Captain David Ward, an army chaplain, read the young soldier's eulogy at a funeral service held at New Hope Community Church.
'He left a mark on everyone he touched, and none will miss him more than his family,' he said.
Ward recounted telling details about the fallen soldier's life - the fact that his favorite cartoon character was Bugs Bunny, and that as a member of 'C' Company, 40th Engineer Battalion, he was known as a jokester who brought smiles to the faces of his comrades.
'He could find the humor in the darkest moments,' said Ward.
Next to speak was Oregon Governor Ted Kulongoski, but before stepping to the lectern, he descended from the dais and laid his hand on Jones' flag-draped coffin.
'I am no different than you on days like this,' said Kulongoski, visibly moved. 'It makes no sense to me. Trying to understand God's will is difficult. I don't claim to understand God's will, but I believe that if we have faith and reach out through contemplation and prayer, we will bring some meaning out of this terrible tragedy.'
Continuing, the governor quoted the poem 'Ulysses' by Alfred Tennyson, saying: ''I am a part of all that I have met.'
'After more than three years of attending these painful funerals of young men who are the best that Oregon has to offer, I understand that we can also be a part of those we have not met,' he said. 'Specialist Jones' courage, heroism and grace have touched me and thousands of other Oregonians.'
Kulongoski reflected on Jones' last letter home - a brief note to his father, praising and thanking him for all that he had done.

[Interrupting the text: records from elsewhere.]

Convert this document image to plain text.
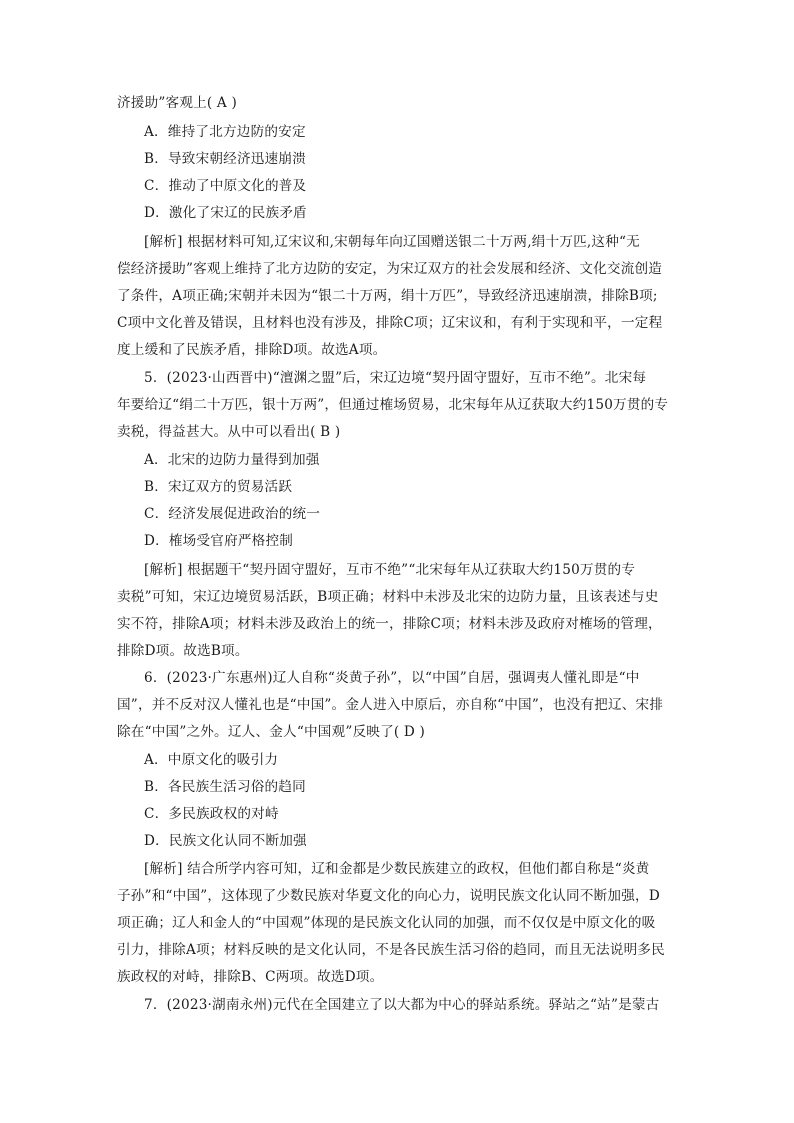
济援助”客观上( A )
A．维持了北方边防的安定
B．导致宋朝经济迅速崩溃
C．推动了中原文化的普及
D．激化了宋辽的民族矛盾
[解析] 根据材料可知,辽宋议和,宋朝每年向辽国赠送银二十万两,绢十万匹,这种“无
偿经济援助”客观上维持了北方边防的安定，为宋辽双方的社会发展和经济、文化交流创造
了条件，A项正确;宋朝并未因为“银二十万两，绢十万匹”，导致经济迅速崩溃，排除B项;
C项中文化普及错误，且材料也没有涉及，排除C项；辽宋议和，有利于实现和平，一定程
度上缓和了民族矛盾，排除D项。故选A项。
5．(2023·山西晋中)“澶渊之盟”后，宋辽边境“契丹固守盟好，互市不绝”。北宋每
年要给辽“绢二十万匹，银十万两”，但通过榷场贸易，北宋每年从辽获取大约150万贯的专
卖税，得益甚大。从中可以看出( B )
A．北宋的边防力量得到加强
B．宋辽双方的贸易活跃
C．经济发展促进政治的统一
D．榷场受官府严格控制
[解析] 根据题干“契丹固守盟好，互市不绝”“北宋每年从辽获取大约150万贯的专
卖税”可知，宋辽边境贸易活跃，B项正确；材料中未涉及北宋的边防力量，且该表述与史
实不符，排除A项；材料未涉及政治上的统一，排除C项；材料未涉及政府对榷场的管理，
排除D项。故选B项。
6．(2023·广东惠州)辽人自称“炎黄子孙”，以“中国”自居，强调夷人懂礼即是“中
国”，并不反对汉人懂礼也是“中国”。金人进入中原后，亦自称“中国”，也没有把辽、宋排
除在“中国”之外。辽人、金人“中国观”反映了( D )
A．中原文化的吸引力
B．各民族生活习俗的趋同
C．多民族政权的对峙
D．民族文化认同不断加强
[解析] 结合所学内容可知，辽和金都是少数民族建立的政权，但他们都自称是“炎黄
子孙”和“中国”，这体现了少数民族对华夏文化的向心力，说明民族文化认同不断加强，D
项正确；辽人和金人的“中国观”体现的是民族文化认同的加强，而不仅仅是中原文化的吸
引力，排除A项；材料反映的是文化认同，不是各民族生活习俗的趋同，而且无法说明多民
族政权的对峙，排除B、C两项。故选D项。
7．(2023·湖南永州)元代在全国建立了以大都为中心的驿站系统。驿站之“站”是蒙古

'When I read that letter, I couldn't stop thinking about Anne Frank's famous diary,' said the governor. 'While there are many differences between those two documents, there are also important similarities:
'The two writings reveal the true character of the young people who wrote them, and they have both had a huge impact. Like the diary, Bobby Jones' words were intended to be private, but they have touched the hearts of so many.'
At the conclusion of the service, six soldiers carried Jones' coffin to a waiting hearse parked in front of the church. The funeral procession was led by more than 100 motorcycles decorated with American flags, which rolled out in two columns towards the cemetery.
All along the route, police officers blocked intersections to allow the two-mile column of vehicles to pass by unimpeded.
In an open-air ampitheater, Jones was honored with three volleys of rifle fire, and his mother, Brenda Dowell, was presented with two decorations awarded him posthumously: the Bronze Star for valor and the Purple Heart.
Bending down before her, a soldier handed his mother the American flag from atop his coffin, folded into a tight triangle. Governor Kulongoski had performed the same gesture a moment earlier, giving her Oregon's state flag.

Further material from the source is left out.